Newbies can be mushers on dog-sled tours


Guests at the Fairmont Jasper Park Lodge and several other properties in Jasper, Alberta, are just over an hour's drive from the fun and exhilarating wintertime activity of dog sledding.

Located in a rugged and picturesque area with snow-covered forests, frozen lakes and white-tipped mountains, the Sundog Tour Co. offers suburban softies like me the chance to make like a radio hero of yore, Sergeant Preston, and yell, "On King, on you huskies!" to a team of yammering, mixed-breed dogs hell-bent on pulling a sled up and down a twisting, snow-packed trail through a stunningly beautiful wilderness.

More fun than walking your pooch at home or playing Frisbee with Fido in the park, dog sledding is a great winter sport, whether you choose to drive the sled (with an experienced musher and guide at your side) or sightsee as a passenger from the covered bed of the sled. You can switch roles any time during the outing.

The dogs usually are yoked together in packs of six to eight animals, with the alpha dogs up front setting a good example to those following. When the leaders lollygag, as they sometimes do, the mushers quickly unharness them, send them to the back of the pack and ignominiously replace them with eager prospects.

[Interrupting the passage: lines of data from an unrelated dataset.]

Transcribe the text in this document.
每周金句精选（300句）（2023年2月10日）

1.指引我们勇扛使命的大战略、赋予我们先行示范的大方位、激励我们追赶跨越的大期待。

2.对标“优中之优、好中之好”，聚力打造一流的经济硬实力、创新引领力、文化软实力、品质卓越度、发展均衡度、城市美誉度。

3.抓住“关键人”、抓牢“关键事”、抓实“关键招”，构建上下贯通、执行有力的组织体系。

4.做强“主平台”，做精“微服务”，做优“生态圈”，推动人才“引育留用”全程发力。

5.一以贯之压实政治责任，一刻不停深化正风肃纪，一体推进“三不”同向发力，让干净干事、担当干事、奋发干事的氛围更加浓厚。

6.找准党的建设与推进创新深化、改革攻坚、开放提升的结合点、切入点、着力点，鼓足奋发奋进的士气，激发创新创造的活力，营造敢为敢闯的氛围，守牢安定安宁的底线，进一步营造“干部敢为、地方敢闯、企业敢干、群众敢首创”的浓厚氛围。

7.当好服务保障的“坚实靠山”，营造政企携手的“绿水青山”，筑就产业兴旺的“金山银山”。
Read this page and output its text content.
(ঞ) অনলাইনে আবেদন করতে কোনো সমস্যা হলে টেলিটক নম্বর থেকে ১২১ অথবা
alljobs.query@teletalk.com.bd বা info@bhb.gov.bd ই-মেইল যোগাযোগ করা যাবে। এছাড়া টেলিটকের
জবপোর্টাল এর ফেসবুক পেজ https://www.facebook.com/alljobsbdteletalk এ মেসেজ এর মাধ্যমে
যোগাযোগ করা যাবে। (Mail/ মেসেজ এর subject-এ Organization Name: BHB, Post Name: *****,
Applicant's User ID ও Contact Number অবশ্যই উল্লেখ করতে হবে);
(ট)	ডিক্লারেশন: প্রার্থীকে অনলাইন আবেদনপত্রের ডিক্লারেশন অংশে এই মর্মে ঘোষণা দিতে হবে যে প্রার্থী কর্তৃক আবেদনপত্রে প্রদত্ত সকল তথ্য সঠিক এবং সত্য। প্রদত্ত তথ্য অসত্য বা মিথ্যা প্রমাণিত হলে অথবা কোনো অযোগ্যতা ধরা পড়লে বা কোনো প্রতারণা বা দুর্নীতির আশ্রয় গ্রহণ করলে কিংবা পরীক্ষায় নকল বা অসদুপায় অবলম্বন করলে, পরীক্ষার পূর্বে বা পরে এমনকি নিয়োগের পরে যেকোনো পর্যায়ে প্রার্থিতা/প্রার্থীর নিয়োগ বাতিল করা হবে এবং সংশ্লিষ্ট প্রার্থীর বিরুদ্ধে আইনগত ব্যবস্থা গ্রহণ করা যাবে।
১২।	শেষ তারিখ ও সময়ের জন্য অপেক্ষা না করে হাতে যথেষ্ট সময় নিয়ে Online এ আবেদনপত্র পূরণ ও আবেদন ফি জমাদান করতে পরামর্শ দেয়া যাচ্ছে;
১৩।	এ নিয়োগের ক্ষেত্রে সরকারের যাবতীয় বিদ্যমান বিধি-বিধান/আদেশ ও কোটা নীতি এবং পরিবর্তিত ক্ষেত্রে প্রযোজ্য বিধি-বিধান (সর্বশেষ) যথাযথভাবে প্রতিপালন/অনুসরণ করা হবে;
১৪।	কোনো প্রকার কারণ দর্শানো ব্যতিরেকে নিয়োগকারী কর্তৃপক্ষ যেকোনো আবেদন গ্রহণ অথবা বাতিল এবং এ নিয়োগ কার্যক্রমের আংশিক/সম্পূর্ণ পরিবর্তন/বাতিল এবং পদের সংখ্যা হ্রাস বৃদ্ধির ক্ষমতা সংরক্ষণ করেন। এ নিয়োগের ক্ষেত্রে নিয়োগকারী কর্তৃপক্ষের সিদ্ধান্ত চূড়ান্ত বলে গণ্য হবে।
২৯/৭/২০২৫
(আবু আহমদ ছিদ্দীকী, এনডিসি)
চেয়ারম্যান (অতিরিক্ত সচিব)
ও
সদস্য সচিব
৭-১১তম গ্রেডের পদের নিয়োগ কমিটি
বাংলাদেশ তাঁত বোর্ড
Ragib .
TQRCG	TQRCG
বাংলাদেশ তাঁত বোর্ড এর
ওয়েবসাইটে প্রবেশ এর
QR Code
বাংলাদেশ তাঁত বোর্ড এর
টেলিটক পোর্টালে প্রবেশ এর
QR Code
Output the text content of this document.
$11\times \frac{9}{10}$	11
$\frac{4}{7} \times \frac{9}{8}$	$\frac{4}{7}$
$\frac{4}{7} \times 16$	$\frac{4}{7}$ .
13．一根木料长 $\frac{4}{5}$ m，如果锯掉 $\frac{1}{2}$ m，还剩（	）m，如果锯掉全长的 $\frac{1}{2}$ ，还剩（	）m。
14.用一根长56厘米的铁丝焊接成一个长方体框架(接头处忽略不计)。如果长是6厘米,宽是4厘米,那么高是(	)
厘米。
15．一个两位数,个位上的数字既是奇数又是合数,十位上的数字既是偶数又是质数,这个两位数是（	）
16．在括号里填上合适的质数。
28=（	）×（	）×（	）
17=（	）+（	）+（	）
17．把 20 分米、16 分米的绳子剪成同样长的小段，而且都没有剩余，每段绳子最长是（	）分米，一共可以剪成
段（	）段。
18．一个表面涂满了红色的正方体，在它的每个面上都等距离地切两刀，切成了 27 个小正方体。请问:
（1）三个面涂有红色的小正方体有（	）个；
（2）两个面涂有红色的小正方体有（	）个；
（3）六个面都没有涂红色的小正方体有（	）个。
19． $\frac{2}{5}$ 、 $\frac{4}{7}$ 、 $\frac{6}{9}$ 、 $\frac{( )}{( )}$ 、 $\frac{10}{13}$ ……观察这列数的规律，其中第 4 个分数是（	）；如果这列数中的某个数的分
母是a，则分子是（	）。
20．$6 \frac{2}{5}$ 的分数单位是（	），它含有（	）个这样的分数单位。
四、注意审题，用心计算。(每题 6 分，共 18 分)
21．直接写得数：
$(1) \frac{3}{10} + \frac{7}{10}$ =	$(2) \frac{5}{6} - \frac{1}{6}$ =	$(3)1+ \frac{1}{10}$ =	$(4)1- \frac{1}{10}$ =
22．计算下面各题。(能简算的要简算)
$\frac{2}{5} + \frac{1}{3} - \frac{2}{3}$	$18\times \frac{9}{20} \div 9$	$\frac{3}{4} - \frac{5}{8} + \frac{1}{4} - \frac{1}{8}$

Bred not for size but for strength, an efficient gait and a positive nature, the dogs seldom weigh more than 55 pounds. It takes months of training to equip them to haul a sled over ice and through snow, often in difficult conditions.

But the sleds, which can carry a standing driver and passenger as well as a prone third person in the hold, are ergonomically efficient enough to enable the dogs to pull them up steeply graded trails. Mushers pitch in by pushing off the ground with a strong right foot. The sleds glide effortlessly downhill, necessitating the use of a built-in, foot-operated snow brake to keep a speeding sled from running over the dogs.

The Sundog Tour Co., which also offers helicopter tours, heli-snowshoeing, Maligne Canyon ice walks, snowmobiling, cat-skiing and cross-country skiing, features a three-hour dog-sledding adventure called the Robson Valley plan, which includes mushing the Moonshiners of Whiskey Creek Trail and a trail-side lunch cooked over an open fire. There are two departures, 8 a.m. and 12 p.m., from Jasper hotels for the six-hour roundtrip. The price is $173 for adults and $125 for children under age 12.

The 60-minute Musher program, with an 8 a.m. departure -- four hours roundtrip from Jasper -- offers an hour of mushing and hot beverages. It costs $138 per adult and $93 per child under age 12.